The half smile turned full and feral, just the upper teeth showing as he leaned way across the table. “They were just down to see me, Nate, couple months ago. They’re gonna try again.”

I could have asked,
Who? What are they going to try?

Instead I said, “That right?”

He nodded, and the smile evolved into something just slightly maniacal. “Last June, they met at the Carousel, top Outfit boys, you don’t need to know their names, Nate.”

“No I don’t.”

“They’re gonna do what they wanted to back in ’47—Chicago finally takin’ hold of the rackets in Dallas. And the cops down there, I got them in my pocket now. They love me. They come to my club, their money’s no good there.”

I just smiled and nodded. I wanted out of here. I felt I’d convinced him that I wasn’t here to check up on him for either gangsters or spooks or any combination thereof. And that seemed plenty for one evening.

But had he linked my unnamed “client” to Tom Ellison?

I could not think of a graceful way to ask.

Then I said something that may have been stupid. But it was the best I could come up with, spur of the moment: “Just so you know…” And I nodded toward the bar. “… I didn’t see anything. Not a damn thing, Jack.”

“Huh? What?”

Shit.

That high forehead ridged in thought. Then he said, “Could you be more specific, Nate?”

I’d dug this hole. Might as well jump in.
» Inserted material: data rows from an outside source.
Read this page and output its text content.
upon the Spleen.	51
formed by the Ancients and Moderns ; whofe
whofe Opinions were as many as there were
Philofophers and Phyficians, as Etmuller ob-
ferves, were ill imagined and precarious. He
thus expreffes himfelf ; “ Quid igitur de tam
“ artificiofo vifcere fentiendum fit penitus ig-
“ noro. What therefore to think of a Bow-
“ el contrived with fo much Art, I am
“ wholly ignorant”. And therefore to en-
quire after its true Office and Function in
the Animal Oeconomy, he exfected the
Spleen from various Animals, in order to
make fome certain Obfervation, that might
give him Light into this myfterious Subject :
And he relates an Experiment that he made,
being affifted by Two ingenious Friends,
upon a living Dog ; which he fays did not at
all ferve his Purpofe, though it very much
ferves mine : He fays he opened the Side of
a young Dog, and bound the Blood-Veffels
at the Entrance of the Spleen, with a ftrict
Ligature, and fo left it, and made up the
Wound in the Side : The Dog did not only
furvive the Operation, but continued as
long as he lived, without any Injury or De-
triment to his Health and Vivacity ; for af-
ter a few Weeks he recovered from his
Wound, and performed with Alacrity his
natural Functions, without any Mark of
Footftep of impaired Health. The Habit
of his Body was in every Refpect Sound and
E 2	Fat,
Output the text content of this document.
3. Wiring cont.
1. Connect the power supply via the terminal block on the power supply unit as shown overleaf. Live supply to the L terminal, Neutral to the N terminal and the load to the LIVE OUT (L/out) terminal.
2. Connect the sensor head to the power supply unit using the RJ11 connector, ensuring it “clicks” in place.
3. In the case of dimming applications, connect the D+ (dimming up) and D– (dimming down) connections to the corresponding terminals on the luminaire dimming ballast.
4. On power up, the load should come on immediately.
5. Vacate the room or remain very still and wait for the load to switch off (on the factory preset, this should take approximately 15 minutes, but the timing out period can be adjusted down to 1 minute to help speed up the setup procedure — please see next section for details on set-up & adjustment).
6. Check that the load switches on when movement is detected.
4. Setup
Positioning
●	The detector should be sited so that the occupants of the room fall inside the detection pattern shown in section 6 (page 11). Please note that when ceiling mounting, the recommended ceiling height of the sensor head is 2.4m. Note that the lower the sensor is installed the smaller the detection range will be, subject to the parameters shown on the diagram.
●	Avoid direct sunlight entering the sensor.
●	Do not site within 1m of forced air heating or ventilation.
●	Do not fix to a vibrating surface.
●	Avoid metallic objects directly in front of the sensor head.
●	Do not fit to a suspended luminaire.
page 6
“That handoff at the bar,” I said quietly. “To that civilian-looking guy. Amnesia. It’s a real problem for me.”

And I smiled and winked at him.

Yes, goddamnit, I winked. Sue my ass.

He was studying me, his face as blank as a grape; then he smiled, small and tight, and winked back.

Yes he did.

So I had finally found my exit line when somebody came in. Maybe half a dozen patrons had entered while we’d been talking, but this one looked around (with no apparent interest in the current stripper, a Latin type working “Tea for Two Cha Cha”) and quickly spotted us and came over.

He stood there like one of the waiters, a nebbishy guy in his early twenties, maybe five nine, with rain-damp brown hair brushed to one side. Despite the weather, he looked neat in a navy water-pearled Windbreaker over a white shirt and black tie, black narrow-leg slacks, and black loafers. A slightly squashed oval face was home to a high forehead, blue-gray eyes, a slightly prominent nose, and a small, smirky mouth over a cleft chin.